Submitted to: American Society for Microbiology General Meeting
Publication Type: Abstract Only
Publication Acceptance Date: 6/2/2015
Publication Date: 6/1/2015
Citation: Liu, S., Bischoff, K.M. 2015. Novel ferulate esterase from Gram-positive lactic acid bacteria and analyses of the recombinant enzyme produced in E. coli. [abstract]. American Society for Microbiology. Poster #305, p. 115.

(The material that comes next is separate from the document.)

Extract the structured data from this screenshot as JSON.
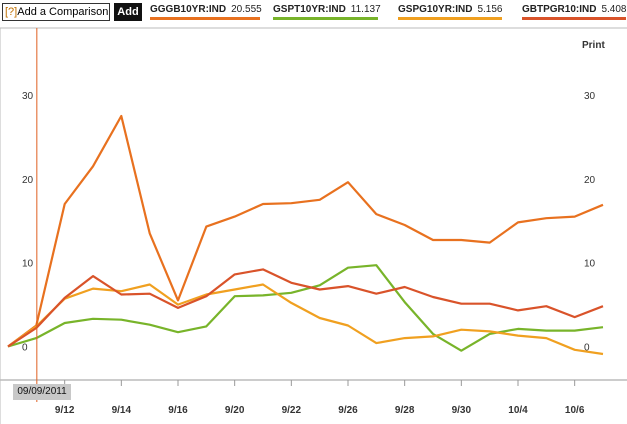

Technical Abstract: Using a plate containing ethyl ferulate as sole carbon source, various bacteria cultures were screened for ferulate esterase (FAE). Among a dozen of species showing positive FAE, one Lactobacillus fermentum strain NRRL 1932 demonstrated the strongest activity. Using a published sequence of ferulate esterase gene (GenBank: AY837784.1) from Burkholderia multivorans (Rashamuse et al., 2007) as query sequence, the genome of L. fermentum IFO 3956 (Morita et al., 2008) was searched and one hypothetical protein LAF_1318 (GI: 184155794) was identified as the putative ferulate esterase. Polymerase chain reaction (PCR) primers were designed based on the LAF_1318 sequences and the corresponding FAE gene was amplified from L. fermentum NRRL B-1932 and subcloned into an expression vector pET28b (Novagen) at the NcoI/BamHI sites. The 29.6 kDa recombinant protein was produced by E.coli BL21pLys upon IPTG induction, and the recombinant FAE was purified using the HIS tag sequence from the expression vector. The purified FAE showed strong activities against several artificial substrates including p-nitrophenyl acetate, 4-methylumbelliferyl p-trimethylammonium cinnamate chloride. The optimal pH of the recombinant FAE is around 6.5 and optimal temperature is around 37 o C. These studies demonstrated that the bacterial ferulate esterase can be produced and purified for commercial applications.